The beneficiaries suffer many impediments which prevent them finding work. But of all the statistics, it is those for ethnic origin and mental illness which make for the hardest reading. A staggering 95 per cent of Hope participants suffer from mental health problems – and the same percentage are African-American.

HOPE does not accept that people living in extreme poverty are doomed to being forever unemployed. The charity believes that with appropriate interventions people living on the margins of society can find productive roles in mainstream life.

HOPE plays a pivotal role in offering training, job placement and career advancement assistance. This is combined with practical help in obtaining childcare, housing and medical treatment.
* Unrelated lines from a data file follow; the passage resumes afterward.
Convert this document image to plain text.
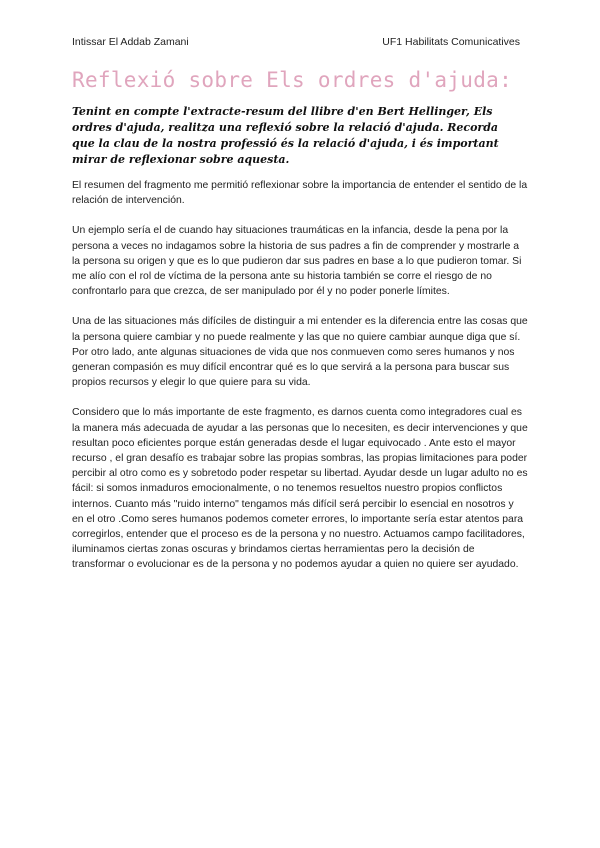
Intissar El Addab Zamani	UF1 Habilitats Comunicatives
Reflexió sobre Els ordres d'ajuda:

Tenint en compte l'extracte-resum del llibre d'en Bert Hellinger, Els ordres d'ajuda, realitza una reflexió sobre la relació d'ajuda. Recorda que la clau de la nostra professió és la relació d'ajuda, i és important mirar de reflexionar sobre aquesta.

El resumen del fragmento me permitió reflexionar sobre la importancia de entender el sentido de la relación de intervención.

Un ejemplo sería el de cuando hay situaciones traumáticas en la infancia, desde la pena por la persona a veces no indagamos sobre la historia de sus padres a fin de comprender y mostrarle a la persona su origen y que es lo que pudieron dar sus padres en base a lo que pudieron tomar. Si me alío con el rol de víctima de la persona ante su historia también se corre el riesgo de no confrontarlo para que crezca, de ser manipulado por él y no poder ponerle límites.

Una de las situaciones más difíciles de distinguir a mi entender es la diferencia entre las cosas que la persona quiere cambiar y no puede realmente y las que no quiere cambiar aunque diga que sí. Por otro lado, ante algunas situaciones de vida que nos conmueven como seres humanos y nos generan compasión es muy difícil encontrar qué es lo que servirá a la persona para buscar sus propios recursos y elegir lo que quiere para su vida.

Considero que lo más importante de este fragmento, es darnos cuenta como integradores cual es la manera más adecuada de ayudar a las personas que lo necesiten, es decir intervenciones y que resultan poco eficientes porque están generadas desde el lugar equivocado . Ante esto el mayor recurso , el gran desafío es trabajar sobre las propias sombras, las propias limitaciones para poder percibir al otro como es y sobretodo poder respetar su libertad. Ayudar desde un lugar adulto no es fácil: si somos inmaduros emocionalmente, o no tenemos resueltos nuestro propios conflictos internos. Cuanto más "ruido interno" tengamos más difícil será percibir lo esencial en nosotros y en el otro .Como seres humanos podemos cometer errores, lo importante sería estar atentos para corregirlos, entender que el proceso es de la persona y no nuestro. Actuamos campo facilitadores, iluminamos ciertas zonas oscuras y brindamos ciertas herramientas pero la decisión de transformar o evolucionar es de la persona y no podemos ayudar a quien no quiere ser ayudado.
The HOPEworks programme offers students a 12-week classroom training programme structured around a 9-5, Monday to Friday week. As well as vital IT skills, the students are taught reading, writing and communication skills, while developing workplace competencies, such as problem-solving, CV writing and interviewing skills. Students also spend time as interns in companies where they test out their new skills in a professional setting and gain valuable work experience.        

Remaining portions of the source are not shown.